The name NEH reflects its historical classification as a neutrophilic dermatosis. Some authors argue that NEH may be better classified under the rubric of toxic erythema of chemotherapy.

Clinicopathologic Features

Classically, NEH (Fig. 4) presents with erythematous edematous papules or plaques most commonly on the trunk, but it can also involve the extremities or face. NEH clinical presentations are polymorphic, including linear or annular edematous plaques, erythema multiforme-like lesions, or even purpuric or pustular eruptions. The average latency time to presentation following chemotherapy exposure is 10 days, often associated with fever and neutropenia in the setting of chemotherapy [127]. IPH presents as an eruption of urticaria-like erythematous papules, plaques, and occasionally nodules. It is usually provoked by physical activity, wet footwear, and friction, and is self-limited, resolving within days to weeks [133].

Fig. 4
figure 4

Neutrophilic eccrine hidradenitis. A Erythematous macules and papules on the sole. B In this case associated with chemotherapy, there is vacuolar change and peri-eccrine inflammation (40×, hematoxylin and eosin staining). C Higher magnification shows a mixed infiltrate with scattered neutrophils and squamous metaplasia of the eccrine coils (400×, hematoxylin and eosin staining)

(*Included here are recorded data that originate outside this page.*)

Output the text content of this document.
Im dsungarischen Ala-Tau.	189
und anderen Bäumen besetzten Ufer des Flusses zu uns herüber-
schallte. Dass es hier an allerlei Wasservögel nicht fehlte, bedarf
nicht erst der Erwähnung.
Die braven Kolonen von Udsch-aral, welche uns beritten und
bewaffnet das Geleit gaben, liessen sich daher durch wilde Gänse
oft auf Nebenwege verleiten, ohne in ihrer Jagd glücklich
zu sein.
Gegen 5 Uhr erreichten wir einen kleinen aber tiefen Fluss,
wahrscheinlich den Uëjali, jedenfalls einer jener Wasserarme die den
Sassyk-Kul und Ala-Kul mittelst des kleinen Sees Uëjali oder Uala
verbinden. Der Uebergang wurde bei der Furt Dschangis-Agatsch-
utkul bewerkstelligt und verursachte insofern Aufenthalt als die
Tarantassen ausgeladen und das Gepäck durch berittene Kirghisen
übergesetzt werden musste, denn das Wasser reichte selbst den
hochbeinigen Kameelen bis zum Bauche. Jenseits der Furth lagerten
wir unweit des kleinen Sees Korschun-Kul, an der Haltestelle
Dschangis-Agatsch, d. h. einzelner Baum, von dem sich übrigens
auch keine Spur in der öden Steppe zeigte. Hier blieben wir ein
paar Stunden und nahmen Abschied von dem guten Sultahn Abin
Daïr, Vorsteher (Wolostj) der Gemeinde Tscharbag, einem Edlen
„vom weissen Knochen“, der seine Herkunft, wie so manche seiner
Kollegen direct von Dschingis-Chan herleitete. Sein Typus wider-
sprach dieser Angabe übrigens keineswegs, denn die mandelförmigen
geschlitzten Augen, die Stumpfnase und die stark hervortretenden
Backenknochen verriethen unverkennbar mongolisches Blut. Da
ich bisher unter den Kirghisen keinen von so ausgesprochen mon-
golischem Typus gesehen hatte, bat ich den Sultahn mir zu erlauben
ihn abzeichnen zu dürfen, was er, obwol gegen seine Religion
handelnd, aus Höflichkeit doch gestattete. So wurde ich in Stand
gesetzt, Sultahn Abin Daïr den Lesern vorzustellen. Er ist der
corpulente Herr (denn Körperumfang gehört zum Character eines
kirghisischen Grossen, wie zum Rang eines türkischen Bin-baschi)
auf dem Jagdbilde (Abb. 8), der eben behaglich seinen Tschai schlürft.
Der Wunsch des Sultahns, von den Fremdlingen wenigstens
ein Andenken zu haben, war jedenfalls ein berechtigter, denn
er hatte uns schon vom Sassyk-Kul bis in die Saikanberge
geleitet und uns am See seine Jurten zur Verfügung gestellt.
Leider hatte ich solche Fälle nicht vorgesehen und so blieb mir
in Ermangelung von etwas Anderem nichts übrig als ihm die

Classic histologic findings include peri-eccrine neutrophilic inflammation as well as alteration of eccrine gland epithelium, including vacuolar change, pyknosis, and/or dyskeratosis. Intraluminal neutrophilic abscesses may also be identified. Less commonly, apocrine glands have also been reported to be involved. Over time, the diagnosis of NEH has evolved, and a prominent peri-eccrine neutrophilic infiltrate is not required for the diagnosis [134]. IPH can be identical to NEH on histopathology; however, some authors consider it a distinct entity given its characteristic clinical presentation and localization of neutrophilic infiltrate to dermal eccrine coils.

Diagnosis

Given the spectrum of clinical presentations, the diagnosis of NEH is dependent on histopathology. It is essential to rule out infection; thus, infectious stains and sterile tissue culture should be negative [127].

Management

NEH is self-limited, with non-scarring spontaneous resolution within days to weeks. Descriptive studies have shown improved fever and pain and possible reduced duration of lesions with nonsteroidal anti-inflammatory drugs and systemic corticosteroids [3]. Chemotherapy-induced NEH can recur with subsequent cycles, and dapsone has been used prophylactically to prevent recurrence [135].

Conclusions

In summary, neutrophilic dermatoses are a heterogenous group of inflammatory disorders defined by a sterile neutrophilic infiltrate on histopathology. Neutrophilic dermatoses have diverse cutaneous and extracutaneous manifestations and may be associated with significant morbidity and mortality. Common associations include infectious, inflammatory, and neoplastic disorders as well as drugs. Scientific research has continued to unravel the complex pathogenesis of neutrophilic dermatoses involving abnormal neutrophil function and inflammasome activation, malignant transformation into dermal infiltrating neutrophils, and genetic predisposition. As new evidence emerges, targeted novel therapies for neutrophilic dermatoses are on the horizon.